Moving away from the generalities of best practices for public officials, this seeming public approval of the TFP as an organization did harm to community members and further weakened the trust of many community members for the police department even if unintendedly so. I will not speak for any other member of the South Pasadena community except myself.
I have lived in South Pasadena my entire life raised by two women. I was ecstatic to be able to do something that most children are not able to: attend their parents’ wedding. Although South Pasadena was not hostile toward my family before the Supreme Court decision in 2015 legalizing same sex marriage, there were always moments in which I, my siblings, or my family felt othered or left out of certain groups, circles, or spaces (particulary when Prop 8 was on the ballot in 2008). When the highest court of our land affirmed my family’s validity to exist through legal matrimony, I finally felt as if complete acceptance was possible. Of course my fifteen-year-old naivete has since dissipated, but the importance of that decision can not be understated.
My own identity as a gay Jewish man in South Pasadena has also been a blaring difference from the majority population. We have seven churches in South Pasadena (if I counted correctly) and not a single synagogue, temple, or shul. I have never personally experienced hateful actions nor words against myself or my family in South Pasadena because of our religious background, but the lack of representation and active inclusion has been noticed.
These slight examples of indirect, unintentional exclusion and othering simply through the homogeneity of South Pasadena throughout my years here has never been embodied quite as explicitly as an email from the Police Chief encouraging attendance for public officials at an event sponsored by a hateful Catholic organization. I believe that Chief Ortiz is not a hateful man, and I continue to respect him and the work he does for this community. However, this “error” (an understatement, in my opinion) is not one that will be easily forgotten. My trust, already wavering before this series of events, will not be easily regained. His “good intentions” accompanied by “poor execution” is not simply an error of an individual, but a symptom of a concerning growth of exclusion and discrimination that we are seeing nationwide, in our surrounding communities, and in our very own city. The police department ought to be on the frontlines of the inclusive city that even our City Council has codified in an ordinance.

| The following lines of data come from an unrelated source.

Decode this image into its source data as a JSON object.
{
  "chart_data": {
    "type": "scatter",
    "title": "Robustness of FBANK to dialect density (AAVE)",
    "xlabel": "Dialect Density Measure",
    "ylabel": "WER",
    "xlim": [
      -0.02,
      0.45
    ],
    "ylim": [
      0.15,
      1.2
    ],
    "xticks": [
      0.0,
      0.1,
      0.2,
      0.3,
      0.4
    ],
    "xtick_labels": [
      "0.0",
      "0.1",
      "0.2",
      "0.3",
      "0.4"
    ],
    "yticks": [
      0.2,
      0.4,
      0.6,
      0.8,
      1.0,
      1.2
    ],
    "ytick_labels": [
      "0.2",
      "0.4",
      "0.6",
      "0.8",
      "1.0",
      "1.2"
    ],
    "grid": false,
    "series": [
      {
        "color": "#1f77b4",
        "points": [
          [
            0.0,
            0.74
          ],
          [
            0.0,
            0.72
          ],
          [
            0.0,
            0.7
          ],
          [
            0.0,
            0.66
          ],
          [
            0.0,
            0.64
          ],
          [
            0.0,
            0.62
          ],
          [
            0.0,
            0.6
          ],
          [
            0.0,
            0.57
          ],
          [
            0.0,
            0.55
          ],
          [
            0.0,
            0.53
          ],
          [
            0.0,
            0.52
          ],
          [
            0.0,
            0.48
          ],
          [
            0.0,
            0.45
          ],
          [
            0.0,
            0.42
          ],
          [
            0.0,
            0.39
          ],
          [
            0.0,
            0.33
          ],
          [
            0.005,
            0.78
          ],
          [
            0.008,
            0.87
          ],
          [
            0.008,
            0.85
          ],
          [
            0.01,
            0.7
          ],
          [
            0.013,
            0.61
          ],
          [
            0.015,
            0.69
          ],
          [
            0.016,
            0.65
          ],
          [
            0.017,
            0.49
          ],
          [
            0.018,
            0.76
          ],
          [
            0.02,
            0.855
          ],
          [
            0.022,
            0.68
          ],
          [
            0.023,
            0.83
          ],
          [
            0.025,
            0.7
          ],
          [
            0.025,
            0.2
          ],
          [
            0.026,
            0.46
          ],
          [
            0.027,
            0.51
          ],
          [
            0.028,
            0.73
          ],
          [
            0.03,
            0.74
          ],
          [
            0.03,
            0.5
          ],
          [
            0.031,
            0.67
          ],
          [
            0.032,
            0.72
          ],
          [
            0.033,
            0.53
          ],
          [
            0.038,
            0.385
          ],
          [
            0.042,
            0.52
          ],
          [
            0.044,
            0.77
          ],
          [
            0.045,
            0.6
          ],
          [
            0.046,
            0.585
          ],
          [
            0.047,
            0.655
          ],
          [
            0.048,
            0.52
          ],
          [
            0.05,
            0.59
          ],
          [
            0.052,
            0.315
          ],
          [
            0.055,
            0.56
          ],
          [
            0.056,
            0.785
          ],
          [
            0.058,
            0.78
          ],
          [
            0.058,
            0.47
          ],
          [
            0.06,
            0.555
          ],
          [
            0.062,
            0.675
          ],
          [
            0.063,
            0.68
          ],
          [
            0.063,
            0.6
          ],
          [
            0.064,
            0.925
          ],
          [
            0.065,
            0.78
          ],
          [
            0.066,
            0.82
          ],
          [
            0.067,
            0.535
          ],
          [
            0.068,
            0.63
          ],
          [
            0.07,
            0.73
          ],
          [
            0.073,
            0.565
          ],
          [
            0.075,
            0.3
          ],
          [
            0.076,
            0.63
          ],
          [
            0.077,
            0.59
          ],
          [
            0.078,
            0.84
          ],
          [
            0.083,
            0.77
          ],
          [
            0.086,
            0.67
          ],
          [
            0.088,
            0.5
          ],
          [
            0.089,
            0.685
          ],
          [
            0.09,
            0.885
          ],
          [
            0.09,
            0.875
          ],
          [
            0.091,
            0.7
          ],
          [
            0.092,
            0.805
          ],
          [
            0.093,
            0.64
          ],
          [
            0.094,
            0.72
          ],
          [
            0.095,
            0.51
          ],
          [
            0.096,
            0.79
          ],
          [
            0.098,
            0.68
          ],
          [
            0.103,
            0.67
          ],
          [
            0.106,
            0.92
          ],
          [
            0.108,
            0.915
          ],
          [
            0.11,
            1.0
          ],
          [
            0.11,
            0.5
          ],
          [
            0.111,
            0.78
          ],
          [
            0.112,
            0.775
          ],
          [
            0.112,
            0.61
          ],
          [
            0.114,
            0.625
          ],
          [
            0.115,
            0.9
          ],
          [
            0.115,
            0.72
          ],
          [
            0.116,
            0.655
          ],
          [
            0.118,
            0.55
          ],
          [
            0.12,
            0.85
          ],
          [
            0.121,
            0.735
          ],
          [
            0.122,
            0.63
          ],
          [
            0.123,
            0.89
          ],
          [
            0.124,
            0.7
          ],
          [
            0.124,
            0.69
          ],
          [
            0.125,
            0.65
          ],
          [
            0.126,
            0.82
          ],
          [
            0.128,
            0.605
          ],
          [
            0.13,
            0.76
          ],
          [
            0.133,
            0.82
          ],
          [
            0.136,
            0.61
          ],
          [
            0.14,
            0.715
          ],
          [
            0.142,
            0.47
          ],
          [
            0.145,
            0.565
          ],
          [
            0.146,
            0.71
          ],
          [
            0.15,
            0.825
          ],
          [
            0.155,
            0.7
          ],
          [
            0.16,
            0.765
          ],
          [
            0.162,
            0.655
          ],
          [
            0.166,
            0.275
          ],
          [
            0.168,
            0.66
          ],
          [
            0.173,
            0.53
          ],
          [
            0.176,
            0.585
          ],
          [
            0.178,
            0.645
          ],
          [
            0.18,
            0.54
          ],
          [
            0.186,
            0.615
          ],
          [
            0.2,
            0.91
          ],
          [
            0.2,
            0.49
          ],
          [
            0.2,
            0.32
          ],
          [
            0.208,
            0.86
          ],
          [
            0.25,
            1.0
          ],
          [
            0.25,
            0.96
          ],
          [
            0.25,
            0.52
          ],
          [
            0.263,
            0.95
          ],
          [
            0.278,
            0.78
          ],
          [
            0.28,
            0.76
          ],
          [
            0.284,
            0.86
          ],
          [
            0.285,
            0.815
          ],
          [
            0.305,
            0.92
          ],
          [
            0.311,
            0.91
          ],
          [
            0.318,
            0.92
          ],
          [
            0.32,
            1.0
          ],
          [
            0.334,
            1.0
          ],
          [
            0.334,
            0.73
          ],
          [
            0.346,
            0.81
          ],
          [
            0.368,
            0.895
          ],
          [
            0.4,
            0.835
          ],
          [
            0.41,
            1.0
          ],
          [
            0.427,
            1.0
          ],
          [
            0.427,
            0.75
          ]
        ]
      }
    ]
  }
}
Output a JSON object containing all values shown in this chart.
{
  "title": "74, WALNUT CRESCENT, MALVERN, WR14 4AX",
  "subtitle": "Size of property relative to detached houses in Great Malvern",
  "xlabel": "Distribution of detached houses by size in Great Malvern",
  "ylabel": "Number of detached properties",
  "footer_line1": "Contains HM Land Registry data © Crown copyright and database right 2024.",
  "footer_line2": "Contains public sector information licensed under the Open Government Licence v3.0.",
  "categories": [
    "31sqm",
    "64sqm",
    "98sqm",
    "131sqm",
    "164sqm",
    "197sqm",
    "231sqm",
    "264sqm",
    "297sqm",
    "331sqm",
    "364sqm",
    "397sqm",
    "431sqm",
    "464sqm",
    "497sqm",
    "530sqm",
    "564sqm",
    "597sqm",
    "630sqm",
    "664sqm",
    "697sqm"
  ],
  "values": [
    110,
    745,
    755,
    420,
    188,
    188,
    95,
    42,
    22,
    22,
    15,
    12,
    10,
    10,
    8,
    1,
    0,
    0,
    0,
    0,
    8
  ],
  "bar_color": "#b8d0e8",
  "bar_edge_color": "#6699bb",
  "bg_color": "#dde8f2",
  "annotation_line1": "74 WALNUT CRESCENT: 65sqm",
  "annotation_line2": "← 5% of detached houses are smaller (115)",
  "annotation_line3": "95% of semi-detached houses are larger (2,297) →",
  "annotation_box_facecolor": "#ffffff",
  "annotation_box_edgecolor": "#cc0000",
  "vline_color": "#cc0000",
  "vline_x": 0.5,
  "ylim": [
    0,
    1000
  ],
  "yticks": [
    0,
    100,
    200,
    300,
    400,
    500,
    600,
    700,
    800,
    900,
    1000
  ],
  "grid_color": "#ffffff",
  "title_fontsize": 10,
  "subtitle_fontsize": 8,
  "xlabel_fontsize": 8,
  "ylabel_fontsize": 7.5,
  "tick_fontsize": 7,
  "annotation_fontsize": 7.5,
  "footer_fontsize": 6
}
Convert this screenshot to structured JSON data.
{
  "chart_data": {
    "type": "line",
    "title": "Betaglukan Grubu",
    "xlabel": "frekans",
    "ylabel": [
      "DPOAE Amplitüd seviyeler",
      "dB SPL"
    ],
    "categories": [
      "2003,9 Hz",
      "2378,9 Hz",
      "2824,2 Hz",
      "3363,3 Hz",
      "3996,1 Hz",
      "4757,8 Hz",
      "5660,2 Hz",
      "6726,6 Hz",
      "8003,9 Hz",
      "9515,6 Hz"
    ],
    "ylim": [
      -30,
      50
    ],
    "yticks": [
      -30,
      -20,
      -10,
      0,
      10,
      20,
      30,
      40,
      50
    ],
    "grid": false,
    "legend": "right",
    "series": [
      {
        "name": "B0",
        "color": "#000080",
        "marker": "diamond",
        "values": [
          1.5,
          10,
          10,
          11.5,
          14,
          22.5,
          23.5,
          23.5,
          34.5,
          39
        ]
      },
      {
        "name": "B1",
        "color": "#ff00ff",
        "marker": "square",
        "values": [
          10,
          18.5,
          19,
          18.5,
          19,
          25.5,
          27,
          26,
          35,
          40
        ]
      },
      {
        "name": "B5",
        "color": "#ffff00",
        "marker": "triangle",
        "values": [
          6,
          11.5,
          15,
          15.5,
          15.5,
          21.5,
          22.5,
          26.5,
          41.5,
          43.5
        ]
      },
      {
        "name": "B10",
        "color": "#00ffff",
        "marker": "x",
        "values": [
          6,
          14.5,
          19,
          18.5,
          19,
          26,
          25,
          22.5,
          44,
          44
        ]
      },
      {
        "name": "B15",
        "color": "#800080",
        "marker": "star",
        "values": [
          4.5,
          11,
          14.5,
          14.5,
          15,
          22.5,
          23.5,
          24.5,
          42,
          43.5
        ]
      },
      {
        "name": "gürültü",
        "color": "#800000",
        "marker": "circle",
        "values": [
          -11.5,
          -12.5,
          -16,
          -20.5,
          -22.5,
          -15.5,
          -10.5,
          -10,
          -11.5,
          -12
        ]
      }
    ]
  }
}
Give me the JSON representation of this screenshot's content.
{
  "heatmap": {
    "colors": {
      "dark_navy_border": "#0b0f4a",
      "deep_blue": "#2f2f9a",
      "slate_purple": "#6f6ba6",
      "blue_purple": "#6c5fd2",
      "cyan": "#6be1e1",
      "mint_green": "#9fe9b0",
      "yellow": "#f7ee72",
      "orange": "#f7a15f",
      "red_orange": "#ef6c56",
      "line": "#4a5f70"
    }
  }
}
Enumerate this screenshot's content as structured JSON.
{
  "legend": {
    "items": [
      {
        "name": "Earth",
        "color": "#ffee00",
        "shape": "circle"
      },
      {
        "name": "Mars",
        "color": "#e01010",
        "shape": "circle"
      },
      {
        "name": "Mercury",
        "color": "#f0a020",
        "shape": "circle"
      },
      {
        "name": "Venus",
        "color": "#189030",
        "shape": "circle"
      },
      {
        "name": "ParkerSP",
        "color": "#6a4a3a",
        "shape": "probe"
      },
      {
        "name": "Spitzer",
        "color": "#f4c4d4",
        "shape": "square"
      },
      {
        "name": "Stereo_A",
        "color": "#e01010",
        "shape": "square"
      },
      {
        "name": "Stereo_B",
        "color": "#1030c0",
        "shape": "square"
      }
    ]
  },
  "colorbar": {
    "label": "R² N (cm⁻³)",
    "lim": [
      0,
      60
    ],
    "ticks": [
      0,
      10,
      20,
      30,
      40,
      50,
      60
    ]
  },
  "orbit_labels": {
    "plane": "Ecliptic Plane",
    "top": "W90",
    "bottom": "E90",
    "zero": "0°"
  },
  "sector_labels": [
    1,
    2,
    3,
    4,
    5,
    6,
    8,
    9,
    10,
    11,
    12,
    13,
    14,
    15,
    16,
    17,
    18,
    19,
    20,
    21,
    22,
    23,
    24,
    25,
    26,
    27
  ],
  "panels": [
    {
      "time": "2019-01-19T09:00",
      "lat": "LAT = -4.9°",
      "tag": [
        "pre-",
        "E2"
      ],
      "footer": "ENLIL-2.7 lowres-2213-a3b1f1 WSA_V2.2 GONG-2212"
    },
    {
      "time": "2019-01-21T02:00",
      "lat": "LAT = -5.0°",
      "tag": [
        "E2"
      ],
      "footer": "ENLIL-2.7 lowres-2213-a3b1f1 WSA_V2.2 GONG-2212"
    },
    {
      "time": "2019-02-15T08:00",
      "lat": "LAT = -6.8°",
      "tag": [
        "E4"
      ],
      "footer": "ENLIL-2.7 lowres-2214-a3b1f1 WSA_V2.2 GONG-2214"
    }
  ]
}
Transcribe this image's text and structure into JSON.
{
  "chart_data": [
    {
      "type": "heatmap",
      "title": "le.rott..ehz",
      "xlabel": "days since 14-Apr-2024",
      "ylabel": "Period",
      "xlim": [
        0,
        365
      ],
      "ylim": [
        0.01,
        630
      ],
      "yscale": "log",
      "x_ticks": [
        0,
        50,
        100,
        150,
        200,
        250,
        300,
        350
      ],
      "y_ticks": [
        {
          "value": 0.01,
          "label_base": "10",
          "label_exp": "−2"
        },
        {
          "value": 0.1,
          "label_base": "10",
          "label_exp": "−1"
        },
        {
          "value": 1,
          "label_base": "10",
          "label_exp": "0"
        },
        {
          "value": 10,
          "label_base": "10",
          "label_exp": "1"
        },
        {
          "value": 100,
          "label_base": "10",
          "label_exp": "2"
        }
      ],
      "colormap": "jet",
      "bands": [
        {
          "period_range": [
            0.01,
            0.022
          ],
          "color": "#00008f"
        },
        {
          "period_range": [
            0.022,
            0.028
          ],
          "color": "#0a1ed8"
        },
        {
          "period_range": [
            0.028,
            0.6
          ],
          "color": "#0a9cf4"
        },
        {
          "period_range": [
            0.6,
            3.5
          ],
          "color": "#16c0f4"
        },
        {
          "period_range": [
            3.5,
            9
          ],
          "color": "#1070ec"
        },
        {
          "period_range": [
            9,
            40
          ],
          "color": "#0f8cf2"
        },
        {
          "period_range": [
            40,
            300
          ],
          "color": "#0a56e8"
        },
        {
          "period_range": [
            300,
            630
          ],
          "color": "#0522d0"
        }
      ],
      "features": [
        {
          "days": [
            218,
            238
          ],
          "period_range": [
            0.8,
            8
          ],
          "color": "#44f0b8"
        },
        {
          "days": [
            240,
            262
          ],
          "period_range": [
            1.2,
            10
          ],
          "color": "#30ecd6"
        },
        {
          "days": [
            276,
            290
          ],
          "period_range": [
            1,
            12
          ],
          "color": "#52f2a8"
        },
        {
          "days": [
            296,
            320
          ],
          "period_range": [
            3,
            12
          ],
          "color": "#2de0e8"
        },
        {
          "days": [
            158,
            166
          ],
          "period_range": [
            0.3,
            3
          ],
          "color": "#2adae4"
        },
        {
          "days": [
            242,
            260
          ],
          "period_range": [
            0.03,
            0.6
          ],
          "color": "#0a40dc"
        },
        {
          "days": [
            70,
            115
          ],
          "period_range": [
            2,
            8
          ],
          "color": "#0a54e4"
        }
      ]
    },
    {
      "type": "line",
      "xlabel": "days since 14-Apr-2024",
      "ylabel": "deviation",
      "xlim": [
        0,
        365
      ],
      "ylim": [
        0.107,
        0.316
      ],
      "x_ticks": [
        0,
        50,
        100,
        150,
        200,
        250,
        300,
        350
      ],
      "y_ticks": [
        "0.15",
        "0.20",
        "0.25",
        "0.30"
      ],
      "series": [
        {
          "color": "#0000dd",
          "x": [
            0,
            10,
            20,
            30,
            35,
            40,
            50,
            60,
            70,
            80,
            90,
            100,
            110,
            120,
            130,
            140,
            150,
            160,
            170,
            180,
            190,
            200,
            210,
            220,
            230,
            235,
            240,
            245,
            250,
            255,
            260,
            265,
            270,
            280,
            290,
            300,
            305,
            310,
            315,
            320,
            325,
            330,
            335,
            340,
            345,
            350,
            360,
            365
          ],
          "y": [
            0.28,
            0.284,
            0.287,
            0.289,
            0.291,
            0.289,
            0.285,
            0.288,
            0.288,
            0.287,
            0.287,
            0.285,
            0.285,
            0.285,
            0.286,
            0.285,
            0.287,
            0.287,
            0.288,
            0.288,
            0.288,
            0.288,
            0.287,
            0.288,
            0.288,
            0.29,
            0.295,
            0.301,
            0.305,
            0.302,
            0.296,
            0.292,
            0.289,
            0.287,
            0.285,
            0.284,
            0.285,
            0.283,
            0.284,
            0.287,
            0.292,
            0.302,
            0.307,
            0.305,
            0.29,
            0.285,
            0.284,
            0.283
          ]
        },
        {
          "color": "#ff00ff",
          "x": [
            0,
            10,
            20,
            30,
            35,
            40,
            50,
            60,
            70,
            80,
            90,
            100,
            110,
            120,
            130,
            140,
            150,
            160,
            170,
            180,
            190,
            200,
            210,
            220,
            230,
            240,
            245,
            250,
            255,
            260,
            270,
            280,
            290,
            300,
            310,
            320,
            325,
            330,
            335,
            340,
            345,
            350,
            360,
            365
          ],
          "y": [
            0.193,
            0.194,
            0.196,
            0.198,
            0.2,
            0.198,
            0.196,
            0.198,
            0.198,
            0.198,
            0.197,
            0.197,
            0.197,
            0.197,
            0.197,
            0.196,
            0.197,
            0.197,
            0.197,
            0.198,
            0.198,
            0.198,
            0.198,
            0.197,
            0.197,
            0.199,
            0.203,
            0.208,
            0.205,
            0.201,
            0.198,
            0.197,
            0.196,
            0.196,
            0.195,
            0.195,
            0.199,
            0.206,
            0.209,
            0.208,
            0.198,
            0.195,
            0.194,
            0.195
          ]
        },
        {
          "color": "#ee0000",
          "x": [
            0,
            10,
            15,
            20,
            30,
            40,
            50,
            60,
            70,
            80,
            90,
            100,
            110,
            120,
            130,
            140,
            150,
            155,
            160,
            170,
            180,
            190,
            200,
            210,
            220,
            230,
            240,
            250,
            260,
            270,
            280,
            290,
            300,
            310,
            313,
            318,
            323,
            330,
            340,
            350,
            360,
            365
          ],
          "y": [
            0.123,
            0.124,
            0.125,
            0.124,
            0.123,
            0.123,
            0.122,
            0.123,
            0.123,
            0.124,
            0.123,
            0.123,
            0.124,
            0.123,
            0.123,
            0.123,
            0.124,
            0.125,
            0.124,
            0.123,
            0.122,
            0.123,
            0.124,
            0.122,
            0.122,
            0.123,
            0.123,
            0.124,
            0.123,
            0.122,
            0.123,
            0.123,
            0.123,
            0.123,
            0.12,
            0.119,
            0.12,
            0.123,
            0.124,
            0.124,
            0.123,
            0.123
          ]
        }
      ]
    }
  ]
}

My trust will not be regained through a public apology alone. I expect to see change made to the department to reflect these values of “inclusivity, tolerance for all, and environmental stewardship” as Ortiz himself wrote. I intend to continue to hold all public officials accountable for creating the city that I envision: one that actively pursues the radical inclusion it preaches and carefully researches and plans each action it takes.
This article represents the views and opinions of the author solely and does not express the opinions of all ARC members.